When managing dependencies, {renv} serves two roles:

Package discovery
{renv} will scan the packages declared in your lesson and install them to your computer Package management
Lessons that use {renv} maintains a custom lockfile that contains only the packages required to build the lesson itself at specific versions, ensuring that the lesson can be reliably reproduced across computers.

At this point, we should not that {renv} is not required for building a lesson even if it has generated content. You can find out more about how we use {renv} in the build process by reading the Building Lessons with a Package Cache vignette.

For Markdown-Only Lessons

If you have a markdown-only lesson with no evaluated code (that is, you copy and paste the output the learners should see), then you do not need to worry about dependency management beyond the basic infrastructure (which will be taken care of automatically).

For RMarkdown Lessons (R, BASH, Python, SQL)

If your lesson uses RMarkdown to evaluate code and produce output, then it is of the utmost importance that the dependencies are managed properly in the lesson. Like the Jekyll-based lesson template, we will take care of making sure the dependencies are okay, but the only difference here is that we will now ask you to approve them so that everyone has the same experience.

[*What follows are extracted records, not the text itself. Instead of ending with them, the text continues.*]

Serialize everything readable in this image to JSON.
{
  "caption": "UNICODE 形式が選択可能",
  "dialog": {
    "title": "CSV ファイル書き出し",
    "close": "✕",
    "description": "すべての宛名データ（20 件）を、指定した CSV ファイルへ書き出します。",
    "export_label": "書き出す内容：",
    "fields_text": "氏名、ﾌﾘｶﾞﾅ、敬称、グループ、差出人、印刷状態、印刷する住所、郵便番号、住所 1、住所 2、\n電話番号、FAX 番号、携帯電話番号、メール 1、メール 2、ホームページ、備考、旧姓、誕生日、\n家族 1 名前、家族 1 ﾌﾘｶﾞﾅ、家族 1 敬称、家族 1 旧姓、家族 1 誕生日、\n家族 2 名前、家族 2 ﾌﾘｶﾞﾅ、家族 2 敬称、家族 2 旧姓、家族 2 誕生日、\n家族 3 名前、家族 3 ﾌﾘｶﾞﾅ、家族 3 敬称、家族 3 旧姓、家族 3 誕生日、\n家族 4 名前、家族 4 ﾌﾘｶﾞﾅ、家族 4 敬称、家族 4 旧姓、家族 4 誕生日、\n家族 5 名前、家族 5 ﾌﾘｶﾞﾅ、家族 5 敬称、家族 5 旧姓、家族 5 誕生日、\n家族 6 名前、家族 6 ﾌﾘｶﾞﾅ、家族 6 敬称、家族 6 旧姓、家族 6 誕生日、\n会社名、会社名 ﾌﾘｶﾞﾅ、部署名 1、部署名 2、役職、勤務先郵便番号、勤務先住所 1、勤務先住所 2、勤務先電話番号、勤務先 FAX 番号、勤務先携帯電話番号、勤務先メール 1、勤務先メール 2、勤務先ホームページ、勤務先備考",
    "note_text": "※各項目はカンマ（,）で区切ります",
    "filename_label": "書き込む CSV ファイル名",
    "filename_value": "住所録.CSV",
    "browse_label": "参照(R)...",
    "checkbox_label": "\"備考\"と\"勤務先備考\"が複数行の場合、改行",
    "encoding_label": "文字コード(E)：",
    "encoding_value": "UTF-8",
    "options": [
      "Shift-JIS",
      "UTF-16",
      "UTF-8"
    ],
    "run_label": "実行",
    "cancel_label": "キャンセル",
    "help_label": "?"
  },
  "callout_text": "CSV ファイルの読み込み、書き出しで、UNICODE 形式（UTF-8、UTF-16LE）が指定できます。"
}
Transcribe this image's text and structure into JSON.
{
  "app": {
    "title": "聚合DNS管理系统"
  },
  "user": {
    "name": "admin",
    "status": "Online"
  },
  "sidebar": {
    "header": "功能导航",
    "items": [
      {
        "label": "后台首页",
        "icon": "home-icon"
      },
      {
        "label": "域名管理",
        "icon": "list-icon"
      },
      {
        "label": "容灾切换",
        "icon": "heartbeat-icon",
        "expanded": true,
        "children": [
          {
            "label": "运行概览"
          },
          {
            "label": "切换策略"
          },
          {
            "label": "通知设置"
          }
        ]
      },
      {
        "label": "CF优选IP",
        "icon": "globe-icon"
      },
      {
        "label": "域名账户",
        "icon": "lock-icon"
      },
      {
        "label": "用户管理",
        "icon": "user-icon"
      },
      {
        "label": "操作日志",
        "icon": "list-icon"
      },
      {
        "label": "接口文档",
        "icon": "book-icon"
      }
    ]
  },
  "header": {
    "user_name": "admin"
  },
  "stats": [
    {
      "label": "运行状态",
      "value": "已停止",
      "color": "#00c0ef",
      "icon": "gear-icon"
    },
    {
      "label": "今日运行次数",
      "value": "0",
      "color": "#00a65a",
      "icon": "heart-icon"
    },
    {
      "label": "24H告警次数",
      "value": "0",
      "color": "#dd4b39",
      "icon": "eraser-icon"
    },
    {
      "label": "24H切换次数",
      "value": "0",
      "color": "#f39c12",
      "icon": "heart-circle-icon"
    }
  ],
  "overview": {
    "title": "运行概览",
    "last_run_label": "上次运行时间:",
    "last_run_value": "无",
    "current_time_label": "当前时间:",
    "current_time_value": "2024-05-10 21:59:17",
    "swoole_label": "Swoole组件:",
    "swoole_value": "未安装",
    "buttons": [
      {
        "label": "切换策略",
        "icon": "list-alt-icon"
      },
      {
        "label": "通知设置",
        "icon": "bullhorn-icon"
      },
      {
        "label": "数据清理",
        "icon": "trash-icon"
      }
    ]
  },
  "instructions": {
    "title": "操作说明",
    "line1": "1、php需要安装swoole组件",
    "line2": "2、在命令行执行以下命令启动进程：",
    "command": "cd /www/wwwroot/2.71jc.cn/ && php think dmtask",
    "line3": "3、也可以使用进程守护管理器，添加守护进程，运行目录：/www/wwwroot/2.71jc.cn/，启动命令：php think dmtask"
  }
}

While the {renv} package has a relatively stripped-down interface, we wanted to provide an opinionated solution to management. For example, our learners are advised to install anaconda, which we also encourage and recommend.

The {renv} package is aware of both R and Python dependencies, so you can install and add packages to the lesson as usual and then run a single command sandpaper::deps() to check and update the dependencies.

Python dependencies will live in an environment.yml file at the root of the lesson.

At the moment, this bit lives on shaky foundation

Carpentries-Specific Packages

We have created three R packages that were designed to work explicitly with our lessons. These should be automatically installed by a special configuration file inside of the lesson repository.

Lesson Template ({sandpaper})

The {sandpaper} package creates and curates the lesson template. It is the only package that the maintainers of the lesson template need to interface with. The majority of maintainers need only one function: build_lesson(), which will evaluate all new content and render it to an HTML page on their local machine.

[i] Key Packages

The {sandpaper} package relies heavily on a few packages internally to make sure that we do not reinvent the wheel too much and that we gain the benefits from their tests:

workflow for sandpaper
workflow for sandpaper
  • {pkgdown} provides a scaffolding for us to be able to wrap our HTML (translated from markdown) and metadata in a framework that can live separately from the lesson template.
  • {knitr} is the engine that we use to translate RMarkdown to Markdown without styling the output document.
  • {rmarkdown} provides functions that give us access to pandoc. At the moment, the only function we use from RMarkdown is pandoc_convert() to transform markdown to HTML.
  • {usethis} provides user interface functions for creating projects and working with github.
  • {gert} gives users access to git from R without the need for having it installed.

[i] HTML Template ({varnish})

The {varnish} package contains the template HTML written in {{mustache}} templating language. It is used by {sandpaper}, but not explicitly imported so that updating can be done inside R.


NOTE: This section needs more work and information.

The framework inside {varnish} needs to be extensible and, most importantly, separate for the logic needed to create the source documents. At the moment, we are using a bootstrap version 3, but this version has officially been deprecated for the last two years.. At the moment, there are two frameworks widely used within the R community, bootstrap, and distill. The benefits of distill is that it’s really nice for including citation metadata, but one of the downsides is that it absolutely requires JavaScript to be enabled (which can be a security risk).

[i] Lesson Validation and Transformation ({pegboard})

The {pegboard} package uses the {tinkr} package to read in markdown as XML and validate the structure against our schema to validate the internal structure of the lessons.